The problem is not so much the correct orientation but the correct spacing of the atoms of the substrate. While we can manufacture high quality Si or GaAs crystals they don't have the right spacing for growing graphene on top. If the spacing of the substrate and the graphene don't match then you will get stresses in the graphene which will induce defects.
plasma_jock
not rated yet Oct 28, 2011
It is not an inexpensive process, but I would expect the copper substrate to be reusable, and that the cost of single-crystal copper could thus be amortized over many sheets of graphene.

Unfortunately this is not the case. Graphene on copper is fairly useless from a device manufacturing standpoint. The current method used for removing it from the copper involves dissolving the copper in a bath of strong acids. This process destroys the copper and often leads to defects in the graphene. Unless a better method to transfer the graphene is found I'm afraid graphene on copper is non-starter from a manufacturing perspective.
Callippo
not rated yet Oct 28, 2011
This process destroys the copper and often leads to defects in the graphene
The article clearly says, these defects are related to orientation of copper grains, not the acid treatment.
RealScience
not rated yet Oct 28, 2011
Plasma - right now the cost of the copper is so low that there is no incentive to preserve it, and the graphene is weaker because of the interfaces between regions that grew on different copper regions. The SP2 orbital bonds in single sheet of monocrystaline graphene should be enough stronger than the P bonds to the copper that lift-off should be practical. Some lift-off methods should allow copper reuse; if the copper becomes expensive those would be preferred.
(Of course 'should' still means a few years of R&D with no guarantee of success.)
plasma_jock
5 / 5 (1) Oct 29, 2011
My understanding is that dissolving the copper takes a very long time (a few hours), which is why I think it would be cost prohibitive to remove graphene that way. I agree with the need to find a way to lift the graphene off the copper using some kind of adhesion process. I think that's going to be one of the silver bullet that makes building devices economical.
eachus
not rated yet Oct 30, 2011
It seems crazy, but one way of lifting the graphene would be to deposit some other material between the graphene sheet and the copper. A properly tuned ion deposition of helium or neon should create a gas layer between the copper and graphene. Some of the gas would "leak" through the chicken wire holes in the graphene, but that's fine, as long as you can construct an adsorbed gas layer.

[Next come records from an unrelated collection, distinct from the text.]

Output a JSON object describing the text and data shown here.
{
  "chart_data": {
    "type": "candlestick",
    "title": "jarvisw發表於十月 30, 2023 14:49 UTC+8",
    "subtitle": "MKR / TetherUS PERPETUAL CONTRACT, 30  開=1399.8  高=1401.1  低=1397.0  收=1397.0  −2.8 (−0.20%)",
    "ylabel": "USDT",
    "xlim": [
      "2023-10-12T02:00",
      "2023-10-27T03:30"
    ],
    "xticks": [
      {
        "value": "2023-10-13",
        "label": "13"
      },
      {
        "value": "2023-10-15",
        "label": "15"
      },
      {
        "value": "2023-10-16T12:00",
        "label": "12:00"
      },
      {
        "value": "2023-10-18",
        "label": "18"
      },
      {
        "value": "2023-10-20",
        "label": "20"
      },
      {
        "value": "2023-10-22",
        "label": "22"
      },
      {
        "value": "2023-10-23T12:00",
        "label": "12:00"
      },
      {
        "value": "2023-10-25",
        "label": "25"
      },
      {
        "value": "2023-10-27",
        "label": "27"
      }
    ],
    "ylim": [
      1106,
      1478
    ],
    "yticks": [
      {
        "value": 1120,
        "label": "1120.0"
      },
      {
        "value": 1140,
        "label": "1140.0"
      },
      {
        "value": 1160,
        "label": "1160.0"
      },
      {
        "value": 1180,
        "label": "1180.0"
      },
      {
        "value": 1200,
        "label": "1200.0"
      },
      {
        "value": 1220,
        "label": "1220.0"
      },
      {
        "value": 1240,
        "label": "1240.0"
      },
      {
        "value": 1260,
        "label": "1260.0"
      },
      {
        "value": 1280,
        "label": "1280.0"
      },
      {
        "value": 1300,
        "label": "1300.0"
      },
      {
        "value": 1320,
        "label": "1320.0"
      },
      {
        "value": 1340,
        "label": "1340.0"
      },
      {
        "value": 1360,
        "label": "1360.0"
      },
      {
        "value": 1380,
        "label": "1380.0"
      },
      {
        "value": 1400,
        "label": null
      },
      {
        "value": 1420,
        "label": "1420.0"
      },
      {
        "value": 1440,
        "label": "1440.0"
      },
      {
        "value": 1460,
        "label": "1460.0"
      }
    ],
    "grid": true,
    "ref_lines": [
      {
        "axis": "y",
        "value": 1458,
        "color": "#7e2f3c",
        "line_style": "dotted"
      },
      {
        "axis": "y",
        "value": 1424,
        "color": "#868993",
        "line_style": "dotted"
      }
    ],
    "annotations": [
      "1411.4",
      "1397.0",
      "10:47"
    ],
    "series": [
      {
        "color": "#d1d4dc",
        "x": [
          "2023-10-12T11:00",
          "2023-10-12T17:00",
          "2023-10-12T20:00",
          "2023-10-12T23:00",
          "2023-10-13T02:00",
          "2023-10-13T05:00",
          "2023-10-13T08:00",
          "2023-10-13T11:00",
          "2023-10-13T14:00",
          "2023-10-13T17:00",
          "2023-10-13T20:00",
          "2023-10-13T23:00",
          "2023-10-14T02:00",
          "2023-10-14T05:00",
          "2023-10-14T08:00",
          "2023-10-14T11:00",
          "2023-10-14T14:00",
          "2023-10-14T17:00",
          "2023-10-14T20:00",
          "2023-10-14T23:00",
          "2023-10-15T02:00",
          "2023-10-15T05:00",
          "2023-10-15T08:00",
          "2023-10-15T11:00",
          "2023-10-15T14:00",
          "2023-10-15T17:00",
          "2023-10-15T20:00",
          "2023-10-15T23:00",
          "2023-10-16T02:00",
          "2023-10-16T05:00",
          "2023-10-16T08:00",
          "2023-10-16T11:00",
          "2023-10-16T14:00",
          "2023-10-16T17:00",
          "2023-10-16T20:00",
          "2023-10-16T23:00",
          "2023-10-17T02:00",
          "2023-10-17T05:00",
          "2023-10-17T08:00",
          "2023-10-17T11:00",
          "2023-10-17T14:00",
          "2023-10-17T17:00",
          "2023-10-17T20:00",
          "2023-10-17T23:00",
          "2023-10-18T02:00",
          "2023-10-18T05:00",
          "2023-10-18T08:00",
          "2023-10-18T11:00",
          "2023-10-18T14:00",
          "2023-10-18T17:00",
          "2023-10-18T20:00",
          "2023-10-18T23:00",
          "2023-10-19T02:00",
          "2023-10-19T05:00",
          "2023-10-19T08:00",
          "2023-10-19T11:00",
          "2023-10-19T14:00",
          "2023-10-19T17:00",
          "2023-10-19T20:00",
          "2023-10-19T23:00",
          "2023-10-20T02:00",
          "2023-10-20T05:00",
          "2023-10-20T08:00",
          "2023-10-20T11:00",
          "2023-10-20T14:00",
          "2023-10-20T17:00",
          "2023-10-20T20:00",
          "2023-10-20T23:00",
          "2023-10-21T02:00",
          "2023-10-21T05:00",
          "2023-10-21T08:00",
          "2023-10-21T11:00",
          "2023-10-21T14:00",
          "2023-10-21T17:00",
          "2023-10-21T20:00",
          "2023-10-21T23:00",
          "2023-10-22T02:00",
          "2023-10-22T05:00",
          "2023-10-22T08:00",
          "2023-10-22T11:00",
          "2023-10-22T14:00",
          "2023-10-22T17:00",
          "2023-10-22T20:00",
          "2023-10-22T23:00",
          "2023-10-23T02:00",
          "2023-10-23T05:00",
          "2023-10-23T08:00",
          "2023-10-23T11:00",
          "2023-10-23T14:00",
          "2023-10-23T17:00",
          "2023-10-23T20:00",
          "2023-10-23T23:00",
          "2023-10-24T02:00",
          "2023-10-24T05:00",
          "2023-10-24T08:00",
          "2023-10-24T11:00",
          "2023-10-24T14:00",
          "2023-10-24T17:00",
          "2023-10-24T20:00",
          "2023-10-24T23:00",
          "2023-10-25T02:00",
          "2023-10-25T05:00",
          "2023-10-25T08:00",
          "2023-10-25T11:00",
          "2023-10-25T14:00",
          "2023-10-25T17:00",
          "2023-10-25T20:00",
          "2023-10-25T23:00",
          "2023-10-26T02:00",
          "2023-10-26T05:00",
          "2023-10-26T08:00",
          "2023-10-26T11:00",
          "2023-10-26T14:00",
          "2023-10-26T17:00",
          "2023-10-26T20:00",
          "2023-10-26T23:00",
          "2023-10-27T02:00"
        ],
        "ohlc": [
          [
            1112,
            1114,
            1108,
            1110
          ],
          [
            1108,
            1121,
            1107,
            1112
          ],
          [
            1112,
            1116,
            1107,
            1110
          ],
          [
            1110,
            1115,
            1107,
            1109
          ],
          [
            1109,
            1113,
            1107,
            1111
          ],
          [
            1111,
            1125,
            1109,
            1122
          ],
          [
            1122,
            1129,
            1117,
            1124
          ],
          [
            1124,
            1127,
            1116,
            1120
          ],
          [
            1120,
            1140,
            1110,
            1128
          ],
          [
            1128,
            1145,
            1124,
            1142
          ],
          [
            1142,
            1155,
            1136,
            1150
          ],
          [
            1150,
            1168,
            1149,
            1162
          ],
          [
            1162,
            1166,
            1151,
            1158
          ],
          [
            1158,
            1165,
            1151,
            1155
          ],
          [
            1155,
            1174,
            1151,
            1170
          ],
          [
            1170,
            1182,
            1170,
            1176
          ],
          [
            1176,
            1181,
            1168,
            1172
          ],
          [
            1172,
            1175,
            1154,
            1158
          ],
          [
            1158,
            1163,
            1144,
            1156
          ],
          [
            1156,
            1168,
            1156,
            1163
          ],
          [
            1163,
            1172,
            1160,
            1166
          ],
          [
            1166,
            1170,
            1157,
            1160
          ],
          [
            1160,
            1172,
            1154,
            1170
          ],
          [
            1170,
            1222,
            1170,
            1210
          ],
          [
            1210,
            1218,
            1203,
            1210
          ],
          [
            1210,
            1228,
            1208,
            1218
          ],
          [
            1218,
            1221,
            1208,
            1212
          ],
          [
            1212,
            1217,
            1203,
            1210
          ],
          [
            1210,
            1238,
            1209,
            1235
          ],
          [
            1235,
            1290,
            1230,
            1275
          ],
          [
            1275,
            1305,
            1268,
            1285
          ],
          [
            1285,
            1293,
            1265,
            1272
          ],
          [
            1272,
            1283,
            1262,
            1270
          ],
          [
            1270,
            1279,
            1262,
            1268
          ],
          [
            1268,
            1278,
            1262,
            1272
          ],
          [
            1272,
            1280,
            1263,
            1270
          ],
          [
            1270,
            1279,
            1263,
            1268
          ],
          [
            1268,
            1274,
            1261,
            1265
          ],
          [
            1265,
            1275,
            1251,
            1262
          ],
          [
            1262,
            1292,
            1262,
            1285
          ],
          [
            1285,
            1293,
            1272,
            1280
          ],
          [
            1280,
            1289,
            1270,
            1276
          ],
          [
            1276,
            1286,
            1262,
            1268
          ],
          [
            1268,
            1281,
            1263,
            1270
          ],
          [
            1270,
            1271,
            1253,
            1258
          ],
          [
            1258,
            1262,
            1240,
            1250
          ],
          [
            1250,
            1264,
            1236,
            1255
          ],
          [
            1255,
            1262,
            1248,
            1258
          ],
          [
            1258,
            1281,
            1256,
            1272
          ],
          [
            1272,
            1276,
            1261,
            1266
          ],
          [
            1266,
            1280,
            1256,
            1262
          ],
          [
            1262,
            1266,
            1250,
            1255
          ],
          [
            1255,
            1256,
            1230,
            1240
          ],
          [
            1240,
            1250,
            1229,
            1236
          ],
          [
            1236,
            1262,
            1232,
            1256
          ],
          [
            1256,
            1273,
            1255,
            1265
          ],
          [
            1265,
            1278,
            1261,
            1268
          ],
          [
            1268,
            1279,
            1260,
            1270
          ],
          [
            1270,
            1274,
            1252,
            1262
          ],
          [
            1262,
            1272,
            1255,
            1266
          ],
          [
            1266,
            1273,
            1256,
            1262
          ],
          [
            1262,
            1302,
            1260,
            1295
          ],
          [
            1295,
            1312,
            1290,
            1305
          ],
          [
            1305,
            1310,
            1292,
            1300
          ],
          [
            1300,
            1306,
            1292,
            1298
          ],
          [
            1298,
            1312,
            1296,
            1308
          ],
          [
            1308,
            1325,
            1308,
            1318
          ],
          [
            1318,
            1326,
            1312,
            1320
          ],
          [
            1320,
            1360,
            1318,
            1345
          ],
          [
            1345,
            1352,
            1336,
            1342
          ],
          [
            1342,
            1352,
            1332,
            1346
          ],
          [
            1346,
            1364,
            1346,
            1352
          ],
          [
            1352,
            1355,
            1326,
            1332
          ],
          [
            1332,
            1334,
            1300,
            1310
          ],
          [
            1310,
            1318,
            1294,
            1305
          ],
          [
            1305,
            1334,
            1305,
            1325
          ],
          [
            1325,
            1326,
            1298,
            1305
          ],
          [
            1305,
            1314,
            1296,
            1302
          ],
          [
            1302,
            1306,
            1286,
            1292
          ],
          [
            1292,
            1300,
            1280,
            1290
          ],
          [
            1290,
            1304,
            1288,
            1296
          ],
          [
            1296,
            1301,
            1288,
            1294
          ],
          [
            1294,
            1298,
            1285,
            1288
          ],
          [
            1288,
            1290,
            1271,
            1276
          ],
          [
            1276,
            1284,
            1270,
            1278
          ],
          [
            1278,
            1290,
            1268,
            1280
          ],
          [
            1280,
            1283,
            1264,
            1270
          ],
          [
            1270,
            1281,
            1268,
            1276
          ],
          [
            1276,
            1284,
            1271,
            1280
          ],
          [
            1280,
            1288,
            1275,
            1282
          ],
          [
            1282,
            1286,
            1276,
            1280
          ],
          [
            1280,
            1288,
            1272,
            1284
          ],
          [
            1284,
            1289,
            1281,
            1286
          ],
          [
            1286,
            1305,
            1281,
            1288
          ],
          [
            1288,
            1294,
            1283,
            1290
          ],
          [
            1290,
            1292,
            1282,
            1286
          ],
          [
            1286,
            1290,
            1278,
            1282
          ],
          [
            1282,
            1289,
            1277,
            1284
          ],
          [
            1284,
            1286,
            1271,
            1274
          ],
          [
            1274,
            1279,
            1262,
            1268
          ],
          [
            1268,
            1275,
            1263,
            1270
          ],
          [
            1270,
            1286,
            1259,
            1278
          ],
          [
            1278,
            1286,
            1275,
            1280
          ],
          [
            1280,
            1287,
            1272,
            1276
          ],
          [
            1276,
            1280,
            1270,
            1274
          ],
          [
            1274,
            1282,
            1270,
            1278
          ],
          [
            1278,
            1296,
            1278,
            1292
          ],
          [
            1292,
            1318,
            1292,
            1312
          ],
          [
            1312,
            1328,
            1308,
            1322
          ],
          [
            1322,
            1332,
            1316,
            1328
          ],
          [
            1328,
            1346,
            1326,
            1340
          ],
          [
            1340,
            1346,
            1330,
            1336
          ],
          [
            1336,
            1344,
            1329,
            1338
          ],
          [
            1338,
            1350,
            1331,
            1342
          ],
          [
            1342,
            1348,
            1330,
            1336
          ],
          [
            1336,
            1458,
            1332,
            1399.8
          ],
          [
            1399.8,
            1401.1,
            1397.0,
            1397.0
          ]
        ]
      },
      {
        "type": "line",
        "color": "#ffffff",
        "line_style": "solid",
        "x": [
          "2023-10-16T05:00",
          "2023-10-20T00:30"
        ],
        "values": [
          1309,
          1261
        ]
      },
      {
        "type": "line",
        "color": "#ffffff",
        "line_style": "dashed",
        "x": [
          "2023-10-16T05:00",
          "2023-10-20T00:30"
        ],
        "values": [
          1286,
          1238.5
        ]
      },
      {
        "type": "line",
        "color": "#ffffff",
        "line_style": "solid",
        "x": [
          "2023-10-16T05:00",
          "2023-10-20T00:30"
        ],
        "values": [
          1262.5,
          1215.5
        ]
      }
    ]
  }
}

An alternative would be to oxidize the graphene surface, then use low heat to move the oxygen under the graphene and binding to the copper. Lots of potential games to play in a fab. But as I indicated, a fab would tend to use the graphene layer in place (well, cut into billions of little pieces to make individual transistors).

To make a long story short, cut the graphene into ribbons, or grow it that way. Etch away the copper under the middle of a very short ribbon, now grow the gate there or on the surface. The two copper connections at the ends of the ribbon are the source and drain.